Christine graduated with a degree in English Literature from the University of Washington in 1999. Ten years later, she picked up her camera and began a photography project called 365 Days where she took a self-portrait every day for an entire year. While that project started out as fun experiment to document a “day in the life”, it quickly grew into a passion for creating images that were meant to tell a deeper story, elicit emotion and encourage dialogue.
Today, Christine continues to experiment and push her boundaries through the use of Through the Viewfinder techniques and by working to create images that deal with themes such as life/death, loneliness/doubt, fact/fiction and growth/rebirth.
Christine believes that every image should tell a story. She pursues self-portraiture as a means of intimate communication with those who view her art. She wants her art to make viewers think more deeply about their own self and, by extension, the world around them.

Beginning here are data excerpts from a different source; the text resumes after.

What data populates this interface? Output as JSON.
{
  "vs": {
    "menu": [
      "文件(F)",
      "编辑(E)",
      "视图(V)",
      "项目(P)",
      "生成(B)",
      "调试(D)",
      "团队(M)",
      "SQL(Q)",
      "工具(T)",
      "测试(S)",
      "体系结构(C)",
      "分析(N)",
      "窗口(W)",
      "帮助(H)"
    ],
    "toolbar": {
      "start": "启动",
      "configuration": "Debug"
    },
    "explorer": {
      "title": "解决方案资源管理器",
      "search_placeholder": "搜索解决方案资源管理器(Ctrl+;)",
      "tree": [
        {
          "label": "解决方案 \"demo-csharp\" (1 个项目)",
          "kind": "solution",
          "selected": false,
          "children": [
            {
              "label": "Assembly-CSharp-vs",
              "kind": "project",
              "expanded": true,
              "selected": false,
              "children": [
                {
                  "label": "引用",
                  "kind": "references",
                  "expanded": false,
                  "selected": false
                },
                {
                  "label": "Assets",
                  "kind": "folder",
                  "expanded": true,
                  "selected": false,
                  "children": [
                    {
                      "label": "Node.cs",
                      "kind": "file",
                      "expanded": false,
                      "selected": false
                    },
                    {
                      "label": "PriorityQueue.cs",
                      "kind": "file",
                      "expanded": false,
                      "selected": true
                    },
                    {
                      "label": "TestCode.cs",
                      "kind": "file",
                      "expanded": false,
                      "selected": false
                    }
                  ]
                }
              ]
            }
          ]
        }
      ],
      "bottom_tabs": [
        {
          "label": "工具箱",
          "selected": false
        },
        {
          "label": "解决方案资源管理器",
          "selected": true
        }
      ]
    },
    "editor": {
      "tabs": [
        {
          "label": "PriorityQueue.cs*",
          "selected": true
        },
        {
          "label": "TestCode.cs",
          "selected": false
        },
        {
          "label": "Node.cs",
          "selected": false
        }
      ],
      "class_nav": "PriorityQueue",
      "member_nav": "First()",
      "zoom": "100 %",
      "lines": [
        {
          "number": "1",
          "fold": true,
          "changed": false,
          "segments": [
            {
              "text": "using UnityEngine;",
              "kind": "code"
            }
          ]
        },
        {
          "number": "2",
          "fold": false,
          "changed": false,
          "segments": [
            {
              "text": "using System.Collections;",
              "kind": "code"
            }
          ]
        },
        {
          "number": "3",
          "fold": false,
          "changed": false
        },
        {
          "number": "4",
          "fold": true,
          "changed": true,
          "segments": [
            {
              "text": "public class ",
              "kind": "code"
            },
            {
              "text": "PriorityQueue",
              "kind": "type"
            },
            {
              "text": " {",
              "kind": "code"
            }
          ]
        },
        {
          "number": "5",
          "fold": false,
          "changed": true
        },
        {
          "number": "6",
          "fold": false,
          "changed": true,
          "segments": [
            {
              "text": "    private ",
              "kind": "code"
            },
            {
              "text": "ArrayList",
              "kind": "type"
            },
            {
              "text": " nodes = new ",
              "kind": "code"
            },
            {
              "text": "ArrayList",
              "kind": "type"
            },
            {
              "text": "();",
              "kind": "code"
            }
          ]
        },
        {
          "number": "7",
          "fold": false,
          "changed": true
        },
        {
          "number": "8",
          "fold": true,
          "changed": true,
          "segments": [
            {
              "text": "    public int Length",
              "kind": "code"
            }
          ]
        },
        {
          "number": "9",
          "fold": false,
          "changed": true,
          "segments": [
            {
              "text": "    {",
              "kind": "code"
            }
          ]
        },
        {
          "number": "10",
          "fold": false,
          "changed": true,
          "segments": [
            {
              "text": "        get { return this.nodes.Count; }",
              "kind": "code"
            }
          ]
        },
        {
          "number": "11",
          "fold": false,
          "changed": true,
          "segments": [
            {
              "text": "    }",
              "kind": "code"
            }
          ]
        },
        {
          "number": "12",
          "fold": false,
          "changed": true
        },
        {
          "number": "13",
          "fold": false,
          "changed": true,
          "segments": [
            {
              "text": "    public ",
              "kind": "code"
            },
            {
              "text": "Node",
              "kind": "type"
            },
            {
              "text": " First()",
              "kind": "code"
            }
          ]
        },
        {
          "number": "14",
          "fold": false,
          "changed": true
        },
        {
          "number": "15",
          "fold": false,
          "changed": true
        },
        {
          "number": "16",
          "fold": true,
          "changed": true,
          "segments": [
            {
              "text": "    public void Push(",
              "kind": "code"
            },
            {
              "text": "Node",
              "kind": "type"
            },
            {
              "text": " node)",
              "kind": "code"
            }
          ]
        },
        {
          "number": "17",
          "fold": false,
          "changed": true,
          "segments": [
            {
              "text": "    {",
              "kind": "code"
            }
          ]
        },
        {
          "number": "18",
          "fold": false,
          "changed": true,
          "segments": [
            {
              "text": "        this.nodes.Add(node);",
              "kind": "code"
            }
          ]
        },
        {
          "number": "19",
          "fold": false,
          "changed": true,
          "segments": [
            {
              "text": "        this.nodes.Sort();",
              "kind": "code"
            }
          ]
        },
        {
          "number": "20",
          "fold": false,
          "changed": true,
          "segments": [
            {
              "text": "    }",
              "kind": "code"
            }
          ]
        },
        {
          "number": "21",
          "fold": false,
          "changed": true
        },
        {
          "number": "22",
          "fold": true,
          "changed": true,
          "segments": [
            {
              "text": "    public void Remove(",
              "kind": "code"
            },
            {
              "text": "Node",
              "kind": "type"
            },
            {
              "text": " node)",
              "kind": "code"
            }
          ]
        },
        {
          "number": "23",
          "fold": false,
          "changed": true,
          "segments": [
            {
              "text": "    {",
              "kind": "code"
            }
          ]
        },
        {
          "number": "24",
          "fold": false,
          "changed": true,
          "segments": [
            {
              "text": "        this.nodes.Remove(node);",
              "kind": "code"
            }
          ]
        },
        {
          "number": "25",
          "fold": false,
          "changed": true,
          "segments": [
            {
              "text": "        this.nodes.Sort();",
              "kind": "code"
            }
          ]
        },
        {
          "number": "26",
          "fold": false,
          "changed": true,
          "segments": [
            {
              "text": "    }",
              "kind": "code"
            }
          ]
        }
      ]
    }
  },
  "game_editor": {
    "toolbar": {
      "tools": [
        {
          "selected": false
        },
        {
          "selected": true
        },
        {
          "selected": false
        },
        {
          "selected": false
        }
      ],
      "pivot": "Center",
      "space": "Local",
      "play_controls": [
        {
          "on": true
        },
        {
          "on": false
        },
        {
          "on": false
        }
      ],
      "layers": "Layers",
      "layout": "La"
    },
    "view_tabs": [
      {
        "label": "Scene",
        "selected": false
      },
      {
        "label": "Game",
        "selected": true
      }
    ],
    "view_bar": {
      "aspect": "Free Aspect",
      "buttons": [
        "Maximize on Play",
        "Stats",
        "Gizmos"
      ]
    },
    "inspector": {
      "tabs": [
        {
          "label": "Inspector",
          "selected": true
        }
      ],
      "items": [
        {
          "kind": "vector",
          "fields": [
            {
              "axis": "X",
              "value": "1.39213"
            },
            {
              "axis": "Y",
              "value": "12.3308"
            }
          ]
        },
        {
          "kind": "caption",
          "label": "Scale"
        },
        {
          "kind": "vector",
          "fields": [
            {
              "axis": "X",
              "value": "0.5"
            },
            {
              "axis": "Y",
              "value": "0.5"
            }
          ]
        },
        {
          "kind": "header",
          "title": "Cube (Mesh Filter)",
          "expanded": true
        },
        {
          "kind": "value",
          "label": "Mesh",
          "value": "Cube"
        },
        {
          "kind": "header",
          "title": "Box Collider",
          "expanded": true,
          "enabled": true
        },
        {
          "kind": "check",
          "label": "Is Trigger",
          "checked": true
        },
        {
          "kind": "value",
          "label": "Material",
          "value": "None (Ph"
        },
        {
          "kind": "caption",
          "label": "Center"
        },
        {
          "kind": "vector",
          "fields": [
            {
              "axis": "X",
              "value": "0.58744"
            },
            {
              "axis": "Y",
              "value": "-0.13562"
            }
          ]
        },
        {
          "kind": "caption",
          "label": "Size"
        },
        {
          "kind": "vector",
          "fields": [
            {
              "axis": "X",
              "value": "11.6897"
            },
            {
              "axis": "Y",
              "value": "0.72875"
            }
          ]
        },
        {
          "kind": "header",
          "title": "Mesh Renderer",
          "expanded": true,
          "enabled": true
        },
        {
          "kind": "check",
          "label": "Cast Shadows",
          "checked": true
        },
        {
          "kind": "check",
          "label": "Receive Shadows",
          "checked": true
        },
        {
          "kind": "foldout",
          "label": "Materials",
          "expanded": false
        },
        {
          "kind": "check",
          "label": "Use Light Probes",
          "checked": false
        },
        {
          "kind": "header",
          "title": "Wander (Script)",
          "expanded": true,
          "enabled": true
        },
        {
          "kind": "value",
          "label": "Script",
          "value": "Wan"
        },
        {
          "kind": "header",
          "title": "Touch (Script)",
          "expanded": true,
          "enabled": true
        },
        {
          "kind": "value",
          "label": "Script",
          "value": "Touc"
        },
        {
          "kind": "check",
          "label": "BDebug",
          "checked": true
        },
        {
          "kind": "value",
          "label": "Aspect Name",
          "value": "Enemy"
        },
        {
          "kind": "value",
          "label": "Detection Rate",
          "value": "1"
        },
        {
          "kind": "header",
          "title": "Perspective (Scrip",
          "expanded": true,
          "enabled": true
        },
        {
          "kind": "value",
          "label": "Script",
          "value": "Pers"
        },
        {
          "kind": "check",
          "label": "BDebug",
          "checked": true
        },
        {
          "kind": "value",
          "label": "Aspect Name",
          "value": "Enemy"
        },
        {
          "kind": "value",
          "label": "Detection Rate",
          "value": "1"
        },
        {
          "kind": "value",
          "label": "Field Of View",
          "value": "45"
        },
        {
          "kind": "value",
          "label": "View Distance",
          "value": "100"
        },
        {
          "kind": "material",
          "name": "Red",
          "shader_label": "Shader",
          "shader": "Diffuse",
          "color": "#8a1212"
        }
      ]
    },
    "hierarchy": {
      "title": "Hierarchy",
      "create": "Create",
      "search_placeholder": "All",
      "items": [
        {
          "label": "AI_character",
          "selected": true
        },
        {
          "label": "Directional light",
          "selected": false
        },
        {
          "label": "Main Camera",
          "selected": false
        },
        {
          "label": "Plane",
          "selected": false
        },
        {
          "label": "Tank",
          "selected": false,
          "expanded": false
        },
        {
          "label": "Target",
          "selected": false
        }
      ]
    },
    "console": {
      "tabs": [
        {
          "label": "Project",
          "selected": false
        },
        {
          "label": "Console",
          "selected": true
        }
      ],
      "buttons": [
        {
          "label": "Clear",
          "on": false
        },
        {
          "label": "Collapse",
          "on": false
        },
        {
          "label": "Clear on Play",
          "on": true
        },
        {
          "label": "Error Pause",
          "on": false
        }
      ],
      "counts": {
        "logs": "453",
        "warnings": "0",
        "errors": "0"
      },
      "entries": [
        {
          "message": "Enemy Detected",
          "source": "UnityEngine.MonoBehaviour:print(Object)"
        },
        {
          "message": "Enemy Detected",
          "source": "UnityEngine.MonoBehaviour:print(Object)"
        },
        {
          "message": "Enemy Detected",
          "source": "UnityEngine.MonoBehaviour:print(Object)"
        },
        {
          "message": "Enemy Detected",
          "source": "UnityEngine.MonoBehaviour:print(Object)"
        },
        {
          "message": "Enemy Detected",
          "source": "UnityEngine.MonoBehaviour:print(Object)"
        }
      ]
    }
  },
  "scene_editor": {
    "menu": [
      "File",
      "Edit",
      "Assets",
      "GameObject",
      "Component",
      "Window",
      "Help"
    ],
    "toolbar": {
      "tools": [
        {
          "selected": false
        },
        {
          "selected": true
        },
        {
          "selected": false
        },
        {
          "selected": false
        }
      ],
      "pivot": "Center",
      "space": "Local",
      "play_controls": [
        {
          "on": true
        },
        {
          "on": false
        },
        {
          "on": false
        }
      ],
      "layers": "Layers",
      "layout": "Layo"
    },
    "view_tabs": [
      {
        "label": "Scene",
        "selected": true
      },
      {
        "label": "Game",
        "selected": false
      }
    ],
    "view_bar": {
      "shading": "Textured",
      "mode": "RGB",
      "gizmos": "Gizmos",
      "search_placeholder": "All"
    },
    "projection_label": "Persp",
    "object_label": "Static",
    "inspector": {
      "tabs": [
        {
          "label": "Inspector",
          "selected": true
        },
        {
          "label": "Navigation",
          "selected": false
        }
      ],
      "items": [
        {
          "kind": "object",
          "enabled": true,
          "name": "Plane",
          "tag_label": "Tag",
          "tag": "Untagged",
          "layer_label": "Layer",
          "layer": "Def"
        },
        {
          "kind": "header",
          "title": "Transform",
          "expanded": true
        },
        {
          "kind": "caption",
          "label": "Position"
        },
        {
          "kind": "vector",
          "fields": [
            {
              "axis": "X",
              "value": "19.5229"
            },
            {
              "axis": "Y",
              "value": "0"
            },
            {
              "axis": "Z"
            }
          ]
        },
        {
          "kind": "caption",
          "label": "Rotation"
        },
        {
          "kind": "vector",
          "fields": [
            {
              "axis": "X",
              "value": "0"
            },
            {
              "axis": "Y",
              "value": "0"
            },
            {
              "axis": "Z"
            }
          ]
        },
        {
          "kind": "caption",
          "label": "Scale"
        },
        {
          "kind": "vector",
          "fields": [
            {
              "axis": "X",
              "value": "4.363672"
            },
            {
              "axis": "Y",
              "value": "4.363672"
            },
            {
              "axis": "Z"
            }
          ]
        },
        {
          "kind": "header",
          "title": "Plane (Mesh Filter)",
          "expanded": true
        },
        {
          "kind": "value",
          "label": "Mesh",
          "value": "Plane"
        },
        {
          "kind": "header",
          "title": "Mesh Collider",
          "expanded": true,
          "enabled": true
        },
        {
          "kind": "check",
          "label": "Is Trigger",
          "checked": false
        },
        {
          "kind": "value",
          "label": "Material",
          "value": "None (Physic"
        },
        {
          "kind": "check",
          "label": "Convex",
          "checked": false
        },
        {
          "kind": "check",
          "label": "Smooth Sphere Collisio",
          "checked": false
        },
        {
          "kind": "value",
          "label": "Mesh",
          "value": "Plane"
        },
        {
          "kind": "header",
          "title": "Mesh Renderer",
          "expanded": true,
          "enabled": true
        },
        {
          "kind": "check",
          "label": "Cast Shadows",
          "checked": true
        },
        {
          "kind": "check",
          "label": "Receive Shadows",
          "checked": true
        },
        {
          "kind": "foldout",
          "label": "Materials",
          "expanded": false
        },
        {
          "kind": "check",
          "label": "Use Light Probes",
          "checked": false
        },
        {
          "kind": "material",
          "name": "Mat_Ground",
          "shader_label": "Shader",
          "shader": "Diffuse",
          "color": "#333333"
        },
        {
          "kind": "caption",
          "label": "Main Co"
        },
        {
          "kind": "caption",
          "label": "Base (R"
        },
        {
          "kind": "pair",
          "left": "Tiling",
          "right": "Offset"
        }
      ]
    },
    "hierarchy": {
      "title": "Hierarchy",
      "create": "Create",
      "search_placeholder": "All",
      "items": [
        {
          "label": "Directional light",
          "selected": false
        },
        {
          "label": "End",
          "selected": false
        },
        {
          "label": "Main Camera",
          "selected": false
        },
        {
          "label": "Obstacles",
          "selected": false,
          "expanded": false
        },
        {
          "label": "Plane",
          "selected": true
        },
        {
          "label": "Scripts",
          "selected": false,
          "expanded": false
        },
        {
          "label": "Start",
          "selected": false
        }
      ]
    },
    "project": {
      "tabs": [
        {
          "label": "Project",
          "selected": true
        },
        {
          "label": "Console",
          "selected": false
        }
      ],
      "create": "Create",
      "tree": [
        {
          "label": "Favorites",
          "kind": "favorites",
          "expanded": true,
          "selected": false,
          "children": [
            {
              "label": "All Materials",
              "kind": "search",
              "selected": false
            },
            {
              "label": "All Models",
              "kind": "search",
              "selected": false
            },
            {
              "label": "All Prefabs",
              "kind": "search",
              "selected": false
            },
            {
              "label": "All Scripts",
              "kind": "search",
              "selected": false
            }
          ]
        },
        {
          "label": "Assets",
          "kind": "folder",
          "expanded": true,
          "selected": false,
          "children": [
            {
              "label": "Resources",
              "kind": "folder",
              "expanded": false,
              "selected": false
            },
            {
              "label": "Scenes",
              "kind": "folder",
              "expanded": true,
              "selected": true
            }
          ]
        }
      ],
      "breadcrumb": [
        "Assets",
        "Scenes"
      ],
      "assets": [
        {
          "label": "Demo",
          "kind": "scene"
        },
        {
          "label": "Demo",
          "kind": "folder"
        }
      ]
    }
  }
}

Christine was recently selected to participate as a photographer for Living Exposed's Exposure: Hawaii project.Work Statement:
My series of "through the viewfinder" images entitled "3 cameras" are shot with a Nikon D300 through the viewfinder of an old Kodak Duaflex and include a Polaroid photograph.
Shooting through the viewfinder of the Duaflex allows me to utilize the dirt, grit and distortion of that lens to obscure the subject of the image. The Polaroid image represents yet another layer of deception. The concept behind this series is to expose the layers that we use to hide the reality of ourselves while exploring the concept of identity. Strip away the various lenses and what truth remains?